Lo primero es no salir todos a la vez. Conviene que quede una persona en casa, con la puerta abierta y el portón visible, porque una parte importante de los perros vuelve solo al lugar de donde salió, sobre todo cuando pasa el susto inicial. Si no hay nadie, dan la vuelta y siguen.
Lo segundo es buscar cerca y bajo. La mayoría de los animales asustados no corre kilómetros: se esconde. Autos estacionados, huecos de escaleras, obras en construcción, arbustos, patios traseros. Vale la pena recorrer la manzana en silencio, agachándose y mirando debajo, en lugar de recorrer diez cuadras gritando.
El grito, de hecho, complica. Un perro en pánico asocia el tono agudo y urgente con problemas y se queda quieto donde está. Funciona mucho mejor hablar en el tono habitual, el mismo con el que uno lo llama para comer, y agitar el envase de premios o la correa, que suenan a rutina conocida.
Los avisos importan y hay un orden útil. Grupos de vecinos del barrio, cuentas locales de mascotas perdidas, veterinarias cercanas y, si existe, el servicio municipal de animales. En el aviso conviene poner foto nítida, zona, hora exacta y una seña particular. Nada de datos innecesarios y siempre un teléfono de contacto.
El cartel de papel sigue funcionando mejor de lo que se cree, sobre todo en zonas donde mucha gente no está en redes. Letra grande, foto arriba, pocas palabras y colocado a la altura de los ojos en esquinas, almacenes, paradas de colectivo y la entrada de la escuela.

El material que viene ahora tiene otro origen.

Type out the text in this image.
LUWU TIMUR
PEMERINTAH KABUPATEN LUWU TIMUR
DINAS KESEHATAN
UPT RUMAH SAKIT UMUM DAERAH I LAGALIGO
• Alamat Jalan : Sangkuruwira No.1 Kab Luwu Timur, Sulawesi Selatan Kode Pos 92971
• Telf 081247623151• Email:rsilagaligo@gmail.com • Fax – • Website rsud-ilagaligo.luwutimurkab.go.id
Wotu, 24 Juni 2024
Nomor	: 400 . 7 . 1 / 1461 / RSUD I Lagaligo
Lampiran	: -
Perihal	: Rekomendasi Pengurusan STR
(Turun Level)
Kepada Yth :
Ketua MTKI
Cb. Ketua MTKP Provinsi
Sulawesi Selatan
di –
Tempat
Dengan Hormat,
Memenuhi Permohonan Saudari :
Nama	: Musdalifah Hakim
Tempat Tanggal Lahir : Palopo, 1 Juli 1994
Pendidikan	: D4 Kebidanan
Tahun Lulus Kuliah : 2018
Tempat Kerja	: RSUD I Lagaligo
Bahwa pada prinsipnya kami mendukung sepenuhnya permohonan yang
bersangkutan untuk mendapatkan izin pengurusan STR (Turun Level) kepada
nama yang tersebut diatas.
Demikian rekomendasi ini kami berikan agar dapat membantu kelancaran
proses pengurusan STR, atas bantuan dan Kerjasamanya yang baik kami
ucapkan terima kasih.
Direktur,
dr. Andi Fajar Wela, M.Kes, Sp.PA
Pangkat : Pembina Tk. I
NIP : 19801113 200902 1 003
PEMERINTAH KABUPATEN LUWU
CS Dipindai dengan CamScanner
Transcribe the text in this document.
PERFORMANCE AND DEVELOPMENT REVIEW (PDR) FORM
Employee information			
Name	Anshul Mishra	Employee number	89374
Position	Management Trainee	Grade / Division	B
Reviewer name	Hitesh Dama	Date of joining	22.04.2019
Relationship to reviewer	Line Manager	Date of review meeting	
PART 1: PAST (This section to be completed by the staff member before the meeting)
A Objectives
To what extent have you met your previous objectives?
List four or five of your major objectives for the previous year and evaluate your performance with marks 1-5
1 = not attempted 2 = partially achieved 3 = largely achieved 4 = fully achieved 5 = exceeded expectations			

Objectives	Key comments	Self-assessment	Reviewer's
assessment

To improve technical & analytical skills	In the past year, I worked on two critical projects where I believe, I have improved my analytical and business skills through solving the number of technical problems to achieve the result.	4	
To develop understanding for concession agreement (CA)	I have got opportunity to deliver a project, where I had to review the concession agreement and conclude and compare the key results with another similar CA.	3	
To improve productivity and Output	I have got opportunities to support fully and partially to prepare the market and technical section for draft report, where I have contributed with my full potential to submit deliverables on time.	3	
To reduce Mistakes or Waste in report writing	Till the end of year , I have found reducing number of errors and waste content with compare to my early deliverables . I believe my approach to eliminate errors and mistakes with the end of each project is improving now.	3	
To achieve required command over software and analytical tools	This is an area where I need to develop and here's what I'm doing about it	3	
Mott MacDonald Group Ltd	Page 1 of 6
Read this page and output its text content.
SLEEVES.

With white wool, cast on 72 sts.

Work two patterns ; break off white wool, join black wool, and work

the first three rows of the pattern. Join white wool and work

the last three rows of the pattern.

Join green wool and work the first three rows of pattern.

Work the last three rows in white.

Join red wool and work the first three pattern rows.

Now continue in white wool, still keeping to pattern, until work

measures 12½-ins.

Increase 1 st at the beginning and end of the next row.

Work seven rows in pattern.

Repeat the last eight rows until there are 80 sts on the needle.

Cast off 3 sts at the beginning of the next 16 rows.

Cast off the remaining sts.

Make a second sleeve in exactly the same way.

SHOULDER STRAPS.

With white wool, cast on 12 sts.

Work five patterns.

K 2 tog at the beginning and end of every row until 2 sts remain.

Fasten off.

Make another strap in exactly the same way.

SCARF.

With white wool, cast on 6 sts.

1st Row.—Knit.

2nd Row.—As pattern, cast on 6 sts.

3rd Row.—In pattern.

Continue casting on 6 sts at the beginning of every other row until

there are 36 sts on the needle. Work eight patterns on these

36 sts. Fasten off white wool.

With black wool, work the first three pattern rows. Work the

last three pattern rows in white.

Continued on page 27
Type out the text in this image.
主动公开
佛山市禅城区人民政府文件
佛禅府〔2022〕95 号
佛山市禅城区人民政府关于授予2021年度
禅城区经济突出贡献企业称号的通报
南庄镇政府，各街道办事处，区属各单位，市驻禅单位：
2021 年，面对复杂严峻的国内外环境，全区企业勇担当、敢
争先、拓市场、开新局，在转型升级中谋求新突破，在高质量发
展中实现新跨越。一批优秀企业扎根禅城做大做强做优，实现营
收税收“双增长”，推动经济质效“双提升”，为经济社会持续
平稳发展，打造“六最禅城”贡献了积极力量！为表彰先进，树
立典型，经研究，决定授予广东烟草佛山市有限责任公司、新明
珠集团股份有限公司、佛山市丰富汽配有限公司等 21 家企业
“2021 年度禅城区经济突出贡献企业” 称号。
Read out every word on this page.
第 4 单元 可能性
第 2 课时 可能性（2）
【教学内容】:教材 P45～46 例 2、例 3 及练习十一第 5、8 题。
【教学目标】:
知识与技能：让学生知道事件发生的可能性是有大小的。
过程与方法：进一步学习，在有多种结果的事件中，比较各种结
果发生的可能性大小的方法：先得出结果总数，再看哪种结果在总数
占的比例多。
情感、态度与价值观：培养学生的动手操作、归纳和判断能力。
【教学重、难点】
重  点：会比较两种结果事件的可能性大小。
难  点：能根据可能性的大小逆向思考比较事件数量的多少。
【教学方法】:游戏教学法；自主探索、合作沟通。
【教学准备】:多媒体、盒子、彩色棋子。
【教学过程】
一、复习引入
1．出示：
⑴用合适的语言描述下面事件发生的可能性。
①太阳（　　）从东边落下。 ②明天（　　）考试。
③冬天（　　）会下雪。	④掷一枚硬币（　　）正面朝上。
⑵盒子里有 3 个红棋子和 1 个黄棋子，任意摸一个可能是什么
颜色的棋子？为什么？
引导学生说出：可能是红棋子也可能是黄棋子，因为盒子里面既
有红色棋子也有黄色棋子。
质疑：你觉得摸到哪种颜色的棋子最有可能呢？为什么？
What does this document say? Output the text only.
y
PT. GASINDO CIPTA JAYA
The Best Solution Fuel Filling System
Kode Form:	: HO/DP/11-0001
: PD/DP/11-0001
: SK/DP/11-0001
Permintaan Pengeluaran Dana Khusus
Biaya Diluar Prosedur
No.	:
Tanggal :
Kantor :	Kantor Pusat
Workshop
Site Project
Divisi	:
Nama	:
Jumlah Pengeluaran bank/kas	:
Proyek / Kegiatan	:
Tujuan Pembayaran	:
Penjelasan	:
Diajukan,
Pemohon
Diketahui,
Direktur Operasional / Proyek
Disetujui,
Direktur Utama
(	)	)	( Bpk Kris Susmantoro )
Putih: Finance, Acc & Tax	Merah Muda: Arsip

En la noche, la búsqueda cambia. Muchos perros perdidos se mueven cuando baja el ruido de la calle. Salir muy temprano en la mañana, con una prenda de la casa y algo de comida de olor fuerte, da mejores resultados que caminar a la tarde en pleno movimiento.
Y la prevención vale más que todo lo anterior: chapita con teléfono siempre puesta, microchip registrado y con los datos actualizados, y fotos recientes de frente y de perfil guardadas en el celular. Son tres cosas que se resuelven en una tarde y que cambian por completo lo que pasa el día que se abre la puerta.